Drug interactions with cariprazine are limited to those that are due to its metabolism by CYP3A4. If cariprazine is administered with a strong CYP3A4 inhibitor (e.g., clarithromycin, azole antifungals, protease inhibitors), the dose should be reduced to 75 mg. The use of cariprazine in patients taking a strong CYP3A4 inducer (e.g., rifampin, carbamazepine) should be avoided.
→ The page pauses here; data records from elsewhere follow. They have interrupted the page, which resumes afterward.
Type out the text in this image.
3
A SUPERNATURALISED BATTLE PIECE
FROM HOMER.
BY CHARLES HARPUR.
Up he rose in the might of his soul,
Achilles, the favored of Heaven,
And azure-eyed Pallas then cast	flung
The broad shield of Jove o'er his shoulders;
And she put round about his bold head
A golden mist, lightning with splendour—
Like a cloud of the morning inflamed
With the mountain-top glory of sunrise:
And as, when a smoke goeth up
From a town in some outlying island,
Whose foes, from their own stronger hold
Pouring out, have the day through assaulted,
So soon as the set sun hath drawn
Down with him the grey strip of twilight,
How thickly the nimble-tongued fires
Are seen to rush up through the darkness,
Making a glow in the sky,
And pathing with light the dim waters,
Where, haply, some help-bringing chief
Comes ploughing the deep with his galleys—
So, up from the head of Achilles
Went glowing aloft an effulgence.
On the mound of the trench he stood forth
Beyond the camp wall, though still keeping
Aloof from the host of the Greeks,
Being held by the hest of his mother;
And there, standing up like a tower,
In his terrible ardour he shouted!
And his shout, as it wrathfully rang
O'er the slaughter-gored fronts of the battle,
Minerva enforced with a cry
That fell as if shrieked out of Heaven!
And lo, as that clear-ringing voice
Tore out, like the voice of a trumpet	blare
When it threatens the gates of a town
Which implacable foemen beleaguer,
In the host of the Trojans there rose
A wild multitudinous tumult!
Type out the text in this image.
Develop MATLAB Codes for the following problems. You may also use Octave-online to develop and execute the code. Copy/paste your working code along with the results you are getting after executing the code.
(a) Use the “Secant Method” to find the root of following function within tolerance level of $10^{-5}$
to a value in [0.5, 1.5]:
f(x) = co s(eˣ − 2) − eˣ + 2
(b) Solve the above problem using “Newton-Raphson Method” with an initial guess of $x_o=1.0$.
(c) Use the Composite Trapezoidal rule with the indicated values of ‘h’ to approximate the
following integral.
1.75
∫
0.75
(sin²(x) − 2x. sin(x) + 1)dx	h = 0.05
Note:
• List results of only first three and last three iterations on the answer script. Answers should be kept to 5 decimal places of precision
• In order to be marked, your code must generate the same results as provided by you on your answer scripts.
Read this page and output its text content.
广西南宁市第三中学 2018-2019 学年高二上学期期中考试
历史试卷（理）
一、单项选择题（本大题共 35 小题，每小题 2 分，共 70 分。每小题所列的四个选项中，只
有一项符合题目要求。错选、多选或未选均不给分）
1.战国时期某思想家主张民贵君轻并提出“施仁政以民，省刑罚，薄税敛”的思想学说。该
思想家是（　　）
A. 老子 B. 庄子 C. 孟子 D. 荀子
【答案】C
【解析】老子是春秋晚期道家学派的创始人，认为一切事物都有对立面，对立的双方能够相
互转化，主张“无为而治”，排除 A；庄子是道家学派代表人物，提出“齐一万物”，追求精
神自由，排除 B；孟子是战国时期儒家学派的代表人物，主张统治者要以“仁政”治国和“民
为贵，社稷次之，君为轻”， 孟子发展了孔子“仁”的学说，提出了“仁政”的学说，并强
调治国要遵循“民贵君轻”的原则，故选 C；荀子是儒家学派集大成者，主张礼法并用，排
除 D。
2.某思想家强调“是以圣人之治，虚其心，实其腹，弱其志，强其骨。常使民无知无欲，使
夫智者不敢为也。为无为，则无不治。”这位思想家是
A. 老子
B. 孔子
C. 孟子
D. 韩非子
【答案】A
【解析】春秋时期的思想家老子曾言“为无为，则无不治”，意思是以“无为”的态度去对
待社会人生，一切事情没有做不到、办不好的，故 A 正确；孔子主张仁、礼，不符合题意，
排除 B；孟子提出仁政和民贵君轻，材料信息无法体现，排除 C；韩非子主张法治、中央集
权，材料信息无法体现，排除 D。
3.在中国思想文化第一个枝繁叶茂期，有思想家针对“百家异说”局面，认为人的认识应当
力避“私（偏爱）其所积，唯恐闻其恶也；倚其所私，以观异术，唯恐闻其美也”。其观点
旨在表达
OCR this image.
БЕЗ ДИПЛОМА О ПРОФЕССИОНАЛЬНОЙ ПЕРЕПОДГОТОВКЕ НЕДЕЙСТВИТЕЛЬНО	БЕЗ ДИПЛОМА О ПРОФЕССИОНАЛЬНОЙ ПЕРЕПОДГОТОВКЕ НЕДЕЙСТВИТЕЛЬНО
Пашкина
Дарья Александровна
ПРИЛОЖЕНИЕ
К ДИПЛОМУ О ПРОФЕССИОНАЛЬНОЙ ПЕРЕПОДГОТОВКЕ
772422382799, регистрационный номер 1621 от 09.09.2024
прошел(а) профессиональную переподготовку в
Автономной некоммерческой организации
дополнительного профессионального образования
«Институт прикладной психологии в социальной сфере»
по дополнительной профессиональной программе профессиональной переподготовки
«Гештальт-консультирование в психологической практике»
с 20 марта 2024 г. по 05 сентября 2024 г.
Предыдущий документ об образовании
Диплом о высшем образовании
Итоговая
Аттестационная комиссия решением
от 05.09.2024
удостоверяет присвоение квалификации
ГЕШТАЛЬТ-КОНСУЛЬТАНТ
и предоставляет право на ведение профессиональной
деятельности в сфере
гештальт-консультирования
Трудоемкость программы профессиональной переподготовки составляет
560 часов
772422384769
Dosage and Administration7,8
Cariprazine is supplied as 1.5-, 3-, 4.5-, and 6-mg capsules for oral administration once daily with or without food. The recommended starting dosage for both indications is 1.5 mg daily, which may be increased to 3 mg on day 2 of therapy. The recommended dosage range for schizophrenia and bipolar disorder is 1.5 to 6 mg per day and 3 to 6 mg per day, respectively, with a maximum recommended dosage of 6 mg. Safety and effectiveness have not been established in pediatric patients. No dose adjustments of cariprazine are required in patients with mild-to-moderate hepatic impairment (Child-Pugh score 5–9) or mild-to-moderate renal impairment (creatinine clearance ≥30 mL/min). Cariprazine should not be used in patients with severe renal or hepatic impairment, as the drug has not been adequately studied in this patient population.